For Seattle the Light Has Turned Yellow
The yellow light on the traffic signal means “caution.” That yellow caution sign appears to be shining brightly, even blinking ominously, for Seattle.
And, just to be clear, this has nothing to do with Russell Wilson.
It is all about whether Seattle, as a city, works. It is about whether Seattle can accurately diagnose its challenges and address them successfully. And it is about leadership and what appears to be a lack of it just when Seattle needs it most.
Two recent articles in the Seattle Times have pointed at the blinking yellow light. Danny Westneat writes that Seattle’s longtime growth has now reversed track. Seattle is shrinking. Of course, fewer people and less rapid growth is not necessarily bad. It might be good. The question is, why are people leaving?
“Seattle may not be dying,” writes Westneat. “But it could be doing something we haven’t seen in decades around here: shrinking.
“Whether it was the pandemic, the protests and riots, the urban decay, the high costs, the work-from-home trend or pick your reason, people appear to have ditched the Emerald City last year in unusually large numbers, new data shows.”
Westneat notes that many haven’t gone far. Bellevue, Kirkland, Shoreline, Edmonds, Renton, Kent and Redmond are the destinations of choice.
Gene Balk, the Times data guy, also took a look at the way Seattle has changed over the past decade. One of the biggest shifts? Seattle has become a majority renter city. That would suggest that people’s period of overall residence in Seattle is shorter and their investment in the city lower.
“In 2019, for the first time in about 100 years, Seattle became a renter-majority city — that is, there were more people living in rentals than in owner-occupied homes. Over the 2010s, there was a tremendous boom in apartment construction, mainly in central Seattle and other neighborhoods zoned for greater density.”
It could be that Seattle is just taking a break after a period of fast growth. A time for digesting the big meal of the 2010’s decade.
But I’m not sure that’s it. While the pandemic and housing costs are a backdrop, I would cite three factors that may be contributing to our civic dis-ease and driving an exodus.
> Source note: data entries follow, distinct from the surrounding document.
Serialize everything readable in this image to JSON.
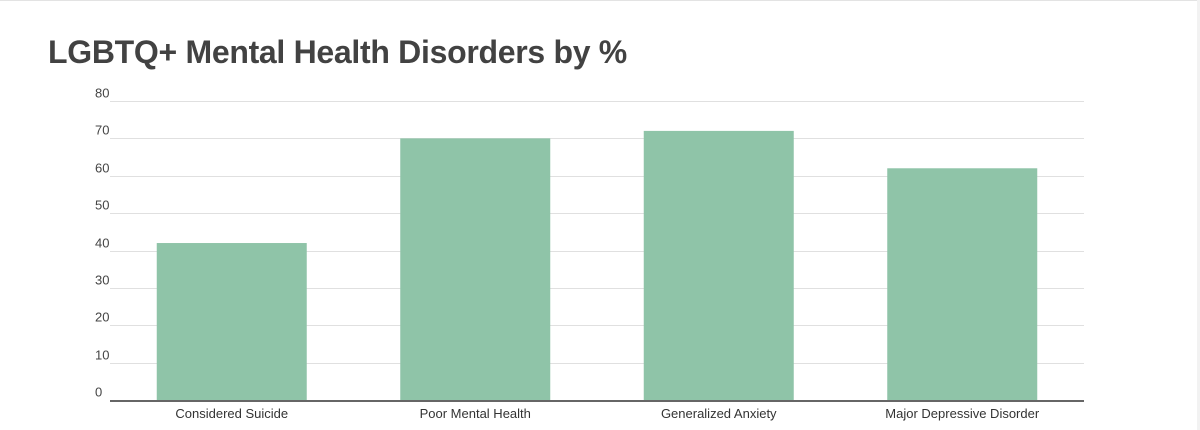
{
  "chart_data": {
    "type": "bar",
    "title": "LGBTQ+ Mental Health Disorders by %",
    "xlabel": "",
    "ylabel": "",
    "categories": [
      "Considered Suicide",
      "Poor Mental Health",
      "Generalized Anxiety",
      "Major Depressive Disorder"
    ],
    "values": [
      42,
      70,
      72,
      62
    ],
    "ylim": [
      0,
      80
    ],
    "yticks": [
      "0",
      "10",
      "20",
      "30",
      "40",
      "50",
      "60",
      "70",
      "80"
    ],
    "grid": true,
    "legend": "none",
    "bar_color": "#8fc4a8",
    "grid_color": "#e0e0e0",
    "axis_color": "#333333"
  }
}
These are safety, loss and political dysfunction.
First, safety and the perception of safety. The “Next Door” site for our neighborhood is rife with reports of property crimes, mostly theft. Of late, catalytic converters are being pried off people’s energy efficient cars at an alarming rate. The Neighborhood Scout site rates Seattle at 4% out of a possible 100% on safety, meaning Seattle is safer than just 4% of American cities. Your odds of being a victim of crime in Seattle are almost twice as high as in the rest of Washington State. Whether the many homeless encampments contribute to crime can be debated. But it does seem likely that the encampments have an effect on the public perception of safety.
Second, loss. Seattle has changed. Yes, I know, “Change is the only constant. Get over it.” But it feels as if something essential has been lost in the surge of apartment building, millennial influx and gentrification. Neighborhoods that once had a particular character, don’t any longer. A certain Seattle quirky-ness and romance seems to have vanished in the craze of building boxy things and the growth of tech giants. Admittedly, this is hard to put one’s finger on and may be vulnerable to the charge of nostalgia, but somehow it’s harder to feel “at home” in Seattle.
Third, political dysfunction. Our City Council has become the poster-child. Deservedly so? It does appear that the Council is more a staging ground for the nation’s culture and ideological wars than for civic leadership on local problems. There’s a certain irony here. Seattle touts its environmental and ecological awareness. But we are a political mono-culture, which every ecologist will tell you is unhealthy. The lack of a healthy Republican Party, or even just non-ideological problem-solvers, makes Seattle a bit of an echo chamber.
Many, perhaps you, will respond to these observations by saying, “Okay, great, but what’s to be done? Don’t just tell us what’s wrong. How do we fix it?”
I get that, and I have a response. Before you answer the “what is to be done” question, you need an accurate picture of your current reality. This is my brief attempt to contribute my two cents to such a framing. But we have a ways to go before Seattle has a better and more accurate picture of the state of the city.
An accurate picture needs to factor in Seattle’s strengths to which recent articles on our response to the pandemic point. Here Seattle has leveraged those strengths — medical and health research facilities, businesses the moved quickly, and a united front by state, county and city officials. There are strengths here upon which we need to build.
As another mayoral race looms, that’s the work that needs doing now. The candidates we need will help us get a clearer and more accurate picture of our present situation and its challenges.